We were back at the house by 6:00 but still unsure how and when we’ll be getting to Huambo. Having had a cancelled flight two days in a row we were pretty sure our good luck with the national carrier (a rare thing, but we’ve had no problems with them this year)has run out and are afraid of re-booking with them. Their competitors are all small and we imagine, at this point, quite full because of the other cancellations.

At 9:00 we (2 year old included) left for Maianga/ Prenda where we’ve heard tell there’s an office for one of the smaller carriers. At 11:00, after two miserable and unbelievably hot bus rides and thirty minutes of walking up and down Amilcar Cabral we decided to let the toddler, with mom in tow, retreat to the comfort of an air conditioned bakery as I continued on foot. By 11:30 I had successfully found the office and purchased their first available tickets to Huambo. We’re now scheduled to fly on Saturday.

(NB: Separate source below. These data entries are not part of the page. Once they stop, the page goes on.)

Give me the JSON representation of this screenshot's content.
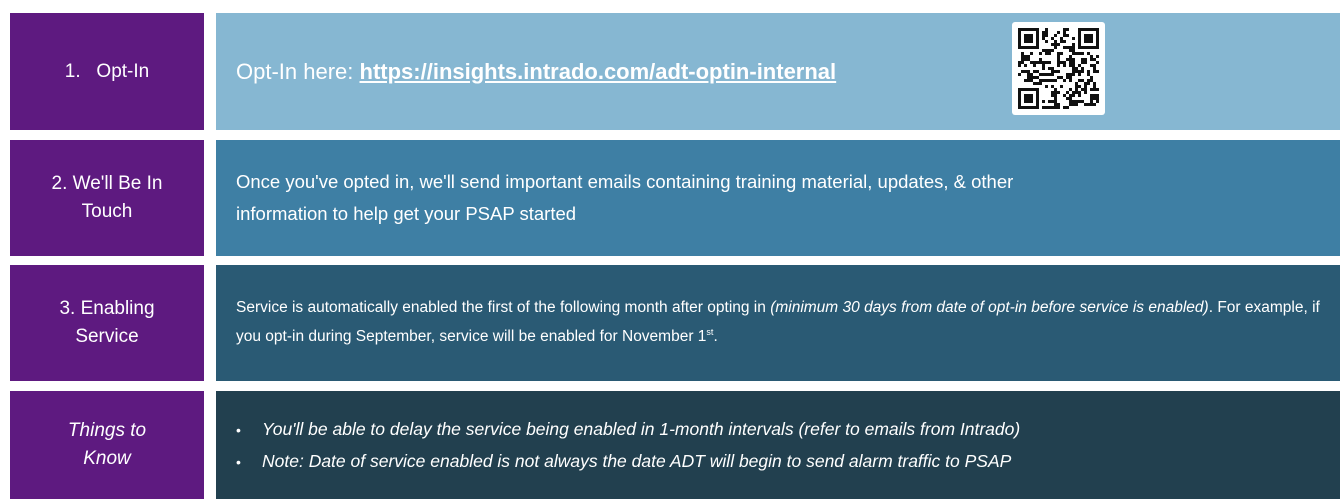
{
  "rows": {
    "optin": {
      "label": "1.   Opt-In",
      "prefix": "Opt-In here: ",
      "link": "https://insights.intrado.com/adt-optin-internal",
      "qr_icon": "qr-code-icon"
    },
    "touch": {
      "label_line1": "2. We'll Be In",
      "label_line2": "Touch",
      "text_line1": "Once you've opted in, we'll send important emails containing training material, updates, & other",
      "text_line2": "information to help get your PSAP started"
    },
    "enabling": {
      "label_line1": "3. Enabling",
      "label_line2": "Service",
      "text_part1": "Service is automatically enabled the first of the following month after opting in ",
      "text_italic": "(minimum 30 days from date of opt-in before service is enabled)",
      "text_part2": ". For example, if you opt-in during September, service will be enabled for November 1",
      "text_sup": "st",
      "text_end": "."
    },
    "know": {
      "label_line1": "Things to",
      "label_line2": "Know",
      "bullet1": "You'll be able to delay the service being enabled in 1-month intervals (refer to emails from Intrado)",
      "bullet2": "Note: Date of service enabled is not always the date ADT will begin to send alarm traffic to PSAP"
    }
  },
  "colors": {
    "label_bg": "#5e1a80",
    "row1_bg": "#86b7d2",
    "row2_bg": "#3e7fa4",
    "row3_bg": "#2a5a74",
    "row4_bg": "#22404f"
  }
}
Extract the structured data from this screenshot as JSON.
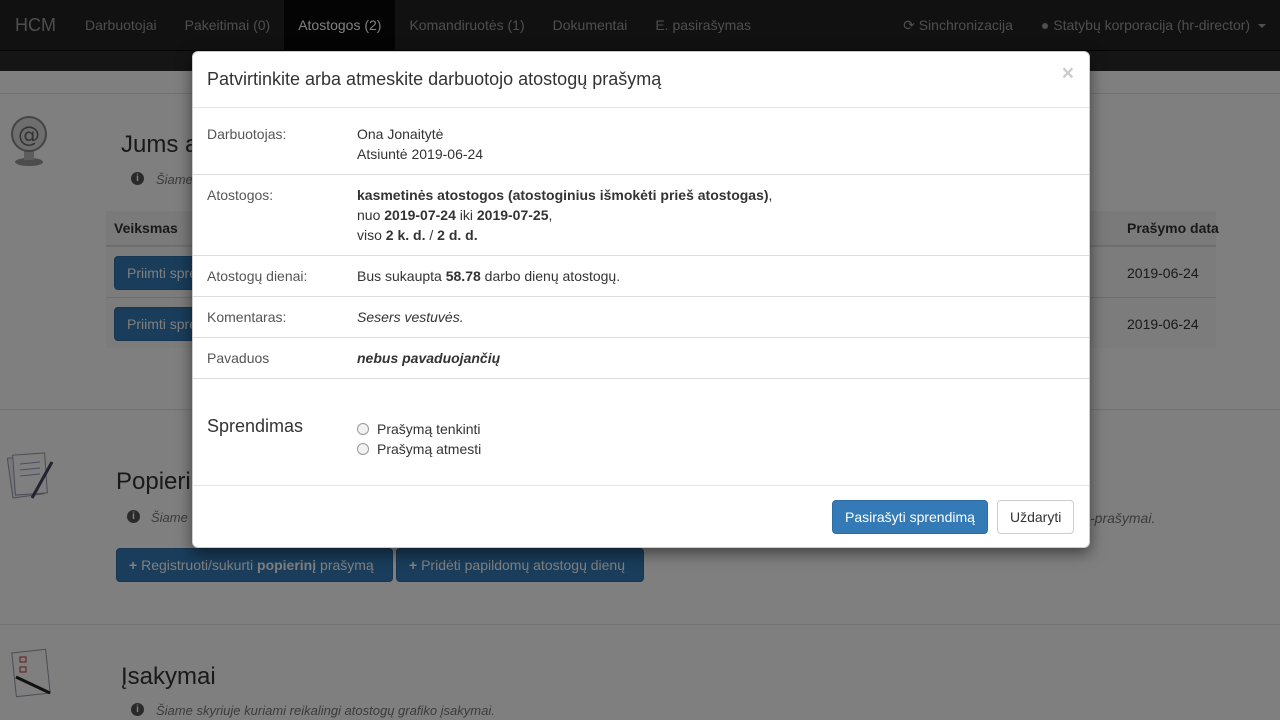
{
  "navbar": {
    "brand": "HCM",
    "items": [
      {
        "label": "Darbuotojai"
      },
      {
        "label": "Pakeitimai (0)"
      },
      {
        "label": "Atostogos (2)"
      },
      {
        "label": "Komandiruotės (1)"
      },
      {
        "label": "Dokumentai"
      },
      {
        "label": "E. pasirašymas"
      }
    ],
    "sync_label": "Sinchronizacija",
    "user_label": "Statybų korporacija (hr-director)"
  },
  "background": {
    "section1": {
      "title": "Jums a",
      "info": "Šiame",
      "table_header_action": "Veiksmas",
      "table_header_date": "Prašymo data",
      "rows": [
        {
          "button": "Priimti spre",
          "date": "2019-06-24"
        },
        {
          "button": "Priimti spre",
          "date": "2019-06-24"
        }
      ]
    },
    "section2": {
      "title": "Popieri",
      "info": "Šiame",
      "info_tail": "-prašymai.",
      "btn_register_pre": "Registruoti/sukurti ",
      "btn_register_bold": "popierinį",
      "btn_register_post": " prašymą",
      "btn_add_days": "Pridėti papildomų atostogų dienų"
    },
    "section3": {
      "title": "Įsakymai",
      "info": "Šiame skyriuje kuriami reikalingi atostogų grafiko įsakymai."
    }
  },
  "modal": {
    "title": "Patvirtinkite arba atmeskite darbuotojo atostogų prašymą",
    "close": "×",
    "employee_label": "Darbuotojas:",
    "employee_name": "Ona Jonaitytė",
    "employee_sent": "Atsiuntė 2019-06-24",
    "vacation_label": "Atostogos:",
    "vacation_type": "kasmetinės atostogos (atostoginius išmokėti prieš atostogas)",
    "vacation_type_suffix": ",",
    "from_word": "nuo ",
    "from_date": "2019-07-24",
    "to_word": " iki ",
    "to_date": "2019-07-25",
    "to_suffix": ",",
    "total_word": "viso ",
    "total_kd": "2 k. d.",
    "total_sep": " / ",
    "total_dd": "2 d. d.",
    "days_label": "Atostogų dienai:",
    "days_pre": "Bus sukaupta ",
    "days_value": "58.78",
    "days_post": " darbo dienų atostogų.",
    "comment_label": "Komentaras:",
    "comment_value": "Sesers vestuvės.",
    "substitute_label": "Pavaduos",
    "substitute_value": "nebus pavaduojančių",
    "decision_title": "Sprendimas",
    "option_approve": "Prašymą tenkinti",
    "option_reject": "Prašymą atmesti",
    "sign_button": "Pasirašyti sprendimą",
    "close_button": "Uždaryti"
  },
  "colors": {
    "navbar_bg": "#222222",
    "primary": "#337ab7"
  }
}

With luck, we’ll actually board that flight and land safely at our destination. After four months of house shopping, thousands of kwanzas in phone credits, multiple trips to our destined city, a mixed caravan of vehicles, and a WEEK SPENT TRYING TO BOARD AN AIRPLANE, we’re finally headed to Huambo. On Saturday. We hope. Now we just hope that we can find an actual house to live in once we’re really there so we don’t have to live in the guesthouse. As always, fingers crossed.